El Alfa se congeló. Su rostro, que antes había sido una máscara de dominio, ahora era una pizarra en blanco, despojada de toda emoción.
—¿Qué has visto? —su voz era baja, peligrosa.
—Un lobo herido. Tú.
Kael soltó mi mano como si me quemara. Se alejó dos pasos, la furia y el miedo luchando en sus ojos dorados.
—El anillo de la Manada Draconis no solo sella el vínculo del mate —murmuró, su voz apenas audible, rompiendo por primera vez su fachada de Alfa invencible—. Es una reliquia de enlace psíquico. Conecta a la Luna con la mente del Alfa, para advertir de un peligro inminente. Pero nunca... nunca antes había transmitido un recuerdo tan violento.

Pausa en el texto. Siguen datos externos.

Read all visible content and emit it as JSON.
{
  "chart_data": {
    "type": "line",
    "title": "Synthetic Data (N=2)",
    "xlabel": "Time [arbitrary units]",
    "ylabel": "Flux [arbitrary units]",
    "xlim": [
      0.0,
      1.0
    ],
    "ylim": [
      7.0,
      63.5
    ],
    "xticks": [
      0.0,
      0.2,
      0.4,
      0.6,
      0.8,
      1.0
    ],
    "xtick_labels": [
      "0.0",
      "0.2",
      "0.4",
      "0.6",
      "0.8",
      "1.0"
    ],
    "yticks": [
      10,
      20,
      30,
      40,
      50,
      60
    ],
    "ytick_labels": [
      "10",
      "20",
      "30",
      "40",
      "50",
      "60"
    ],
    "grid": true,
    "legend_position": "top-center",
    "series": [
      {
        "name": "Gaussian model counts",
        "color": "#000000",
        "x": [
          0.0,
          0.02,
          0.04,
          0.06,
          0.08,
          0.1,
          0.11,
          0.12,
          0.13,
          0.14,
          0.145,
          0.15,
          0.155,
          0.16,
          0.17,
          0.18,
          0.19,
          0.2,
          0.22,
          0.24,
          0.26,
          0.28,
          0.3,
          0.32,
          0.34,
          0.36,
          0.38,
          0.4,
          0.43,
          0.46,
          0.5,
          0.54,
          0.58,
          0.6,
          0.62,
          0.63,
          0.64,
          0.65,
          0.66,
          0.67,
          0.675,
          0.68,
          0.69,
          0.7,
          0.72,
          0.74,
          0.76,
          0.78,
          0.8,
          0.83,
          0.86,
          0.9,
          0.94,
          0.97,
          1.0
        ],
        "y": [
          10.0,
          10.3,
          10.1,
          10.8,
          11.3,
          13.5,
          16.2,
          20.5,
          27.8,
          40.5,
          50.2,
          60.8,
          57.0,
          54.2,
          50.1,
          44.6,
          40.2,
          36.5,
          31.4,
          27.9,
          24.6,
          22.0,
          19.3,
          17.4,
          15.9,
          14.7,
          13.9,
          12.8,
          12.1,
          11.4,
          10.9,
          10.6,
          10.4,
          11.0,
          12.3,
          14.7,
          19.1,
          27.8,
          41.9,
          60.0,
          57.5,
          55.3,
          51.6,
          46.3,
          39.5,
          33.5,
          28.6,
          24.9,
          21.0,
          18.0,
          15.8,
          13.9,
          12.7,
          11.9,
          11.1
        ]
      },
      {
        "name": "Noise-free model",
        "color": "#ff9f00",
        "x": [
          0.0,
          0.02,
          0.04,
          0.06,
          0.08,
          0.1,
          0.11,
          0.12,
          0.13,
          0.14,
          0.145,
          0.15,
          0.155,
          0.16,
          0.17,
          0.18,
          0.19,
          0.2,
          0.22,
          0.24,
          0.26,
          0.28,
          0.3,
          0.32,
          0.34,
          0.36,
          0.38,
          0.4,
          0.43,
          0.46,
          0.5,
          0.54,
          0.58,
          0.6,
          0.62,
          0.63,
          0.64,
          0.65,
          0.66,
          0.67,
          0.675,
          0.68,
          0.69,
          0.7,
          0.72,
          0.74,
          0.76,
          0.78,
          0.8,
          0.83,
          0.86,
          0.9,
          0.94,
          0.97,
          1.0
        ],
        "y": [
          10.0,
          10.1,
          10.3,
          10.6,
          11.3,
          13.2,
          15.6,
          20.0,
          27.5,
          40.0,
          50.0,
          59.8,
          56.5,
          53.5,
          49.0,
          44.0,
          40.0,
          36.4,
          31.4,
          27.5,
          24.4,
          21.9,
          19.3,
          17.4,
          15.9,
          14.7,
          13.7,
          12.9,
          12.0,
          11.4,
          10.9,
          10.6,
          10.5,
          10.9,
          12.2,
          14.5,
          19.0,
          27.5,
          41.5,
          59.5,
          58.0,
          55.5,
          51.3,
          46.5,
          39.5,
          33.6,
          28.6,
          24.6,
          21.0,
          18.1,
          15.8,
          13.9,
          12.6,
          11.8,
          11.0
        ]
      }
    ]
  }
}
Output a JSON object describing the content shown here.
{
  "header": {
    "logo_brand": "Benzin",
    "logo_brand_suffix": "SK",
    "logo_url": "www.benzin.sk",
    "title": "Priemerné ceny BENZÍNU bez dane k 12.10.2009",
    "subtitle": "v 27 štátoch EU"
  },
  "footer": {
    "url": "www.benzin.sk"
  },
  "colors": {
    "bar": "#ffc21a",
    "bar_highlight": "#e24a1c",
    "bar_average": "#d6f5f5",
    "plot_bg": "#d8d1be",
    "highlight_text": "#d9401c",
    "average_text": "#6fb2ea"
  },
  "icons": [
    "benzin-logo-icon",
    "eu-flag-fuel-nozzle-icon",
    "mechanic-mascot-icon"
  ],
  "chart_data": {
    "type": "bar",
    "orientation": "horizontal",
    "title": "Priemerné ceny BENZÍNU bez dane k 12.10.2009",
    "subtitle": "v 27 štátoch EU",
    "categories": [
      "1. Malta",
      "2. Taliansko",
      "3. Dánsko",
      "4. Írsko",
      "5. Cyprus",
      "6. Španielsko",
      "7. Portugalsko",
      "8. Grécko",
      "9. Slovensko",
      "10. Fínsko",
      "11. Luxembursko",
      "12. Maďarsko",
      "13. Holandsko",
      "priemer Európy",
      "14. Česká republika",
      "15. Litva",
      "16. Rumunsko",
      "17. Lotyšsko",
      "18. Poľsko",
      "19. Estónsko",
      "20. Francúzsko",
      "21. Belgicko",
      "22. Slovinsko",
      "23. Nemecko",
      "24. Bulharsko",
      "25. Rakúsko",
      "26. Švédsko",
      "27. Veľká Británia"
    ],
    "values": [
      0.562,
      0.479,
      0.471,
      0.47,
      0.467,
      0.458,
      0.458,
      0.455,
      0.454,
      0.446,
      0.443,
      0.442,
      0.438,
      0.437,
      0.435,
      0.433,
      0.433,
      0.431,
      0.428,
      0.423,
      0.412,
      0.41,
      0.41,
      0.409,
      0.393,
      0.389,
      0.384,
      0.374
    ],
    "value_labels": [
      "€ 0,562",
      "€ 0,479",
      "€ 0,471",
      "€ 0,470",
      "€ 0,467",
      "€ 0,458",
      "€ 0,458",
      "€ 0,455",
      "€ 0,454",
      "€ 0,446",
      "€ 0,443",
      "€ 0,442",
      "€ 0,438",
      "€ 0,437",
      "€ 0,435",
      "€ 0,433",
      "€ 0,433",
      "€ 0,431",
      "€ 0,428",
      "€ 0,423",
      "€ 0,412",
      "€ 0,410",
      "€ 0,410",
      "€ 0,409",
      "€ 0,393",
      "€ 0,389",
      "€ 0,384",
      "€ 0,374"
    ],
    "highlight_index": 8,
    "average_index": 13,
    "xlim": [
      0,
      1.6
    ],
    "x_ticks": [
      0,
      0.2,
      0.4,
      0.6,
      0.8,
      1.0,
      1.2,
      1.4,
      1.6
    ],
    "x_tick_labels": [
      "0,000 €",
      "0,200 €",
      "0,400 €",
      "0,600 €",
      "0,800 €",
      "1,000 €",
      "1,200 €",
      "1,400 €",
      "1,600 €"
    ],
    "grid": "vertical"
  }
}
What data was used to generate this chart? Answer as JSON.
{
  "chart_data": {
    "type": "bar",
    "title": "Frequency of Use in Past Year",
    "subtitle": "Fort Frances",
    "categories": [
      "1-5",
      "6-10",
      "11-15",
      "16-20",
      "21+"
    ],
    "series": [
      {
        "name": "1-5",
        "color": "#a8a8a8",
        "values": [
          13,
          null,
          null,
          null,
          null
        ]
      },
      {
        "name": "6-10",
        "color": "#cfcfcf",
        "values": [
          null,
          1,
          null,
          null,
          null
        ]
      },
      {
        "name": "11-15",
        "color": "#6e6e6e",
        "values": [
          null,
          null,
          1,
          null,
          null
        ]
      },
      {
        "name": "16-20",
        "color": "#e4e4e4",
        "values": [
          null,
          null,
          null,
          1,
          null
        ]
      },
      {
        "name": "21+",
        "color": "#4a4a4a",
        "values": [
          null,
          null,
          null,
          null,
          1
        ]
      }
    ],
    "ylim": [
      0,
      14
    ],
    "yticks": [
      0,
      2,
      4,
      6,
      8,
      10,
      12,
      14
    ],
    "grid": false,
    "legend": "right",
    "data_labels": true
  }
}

Me miró con una mezcla de horror y fascinación, como si yo fuera una paradoja insoportable.
—Eres más de lo que creía, Anya. No solo anulas el poder de la sangre; lo absorbes o lo manipulas. Me mostraste mi peor recuerdo: la noche que la Plaga de la Ceniza asesinó a mi familia.
El peso de su pasado trágico, que ahora también era el mío, me golpeó. Estaba atada a su dolor.
Kael Draconis se acercó y me tomó la barbilla, levantando mi rostro. Su respiración era agitada.
—Esto es inaceptable. No puedo permitir que nadie, y menos mi enemiga, vea mis debilidades.
Me soltó y caminó hacia la biblioteca, abriendo una caja de seguridad oculta en la pared. Sacó una pequeña jeringa y un vial lleno de líquido dorado.
—Esta es una dosis de supresor, lo suficiente para aturdir a un lobo puro —explicó, acercándose de nuevo.
Mi corazón se aceleró con un pánico renovado.
—¿Qué vas a hacer?
—Vamos a saltarnos el lento slow burn de la medianoche —declaró Kael, con los ojos más oscuros que antes. Agarró mi brazo, la fuerza de su mano haciendo inútil cualquier resistencia. —No voy a esperar hasta medianoche para descubrir qué otras debilidades puedes robarme. No puedo arriesgarme. El vínculo debe ser sellado de inmediato. Y no será consensuado.
Me inmovilizó contra la pared con su cuerpo, la jeringa brillando peligrosamente cerca de mi cuello.
—Lo siento, Luna. El deber siempre va primero.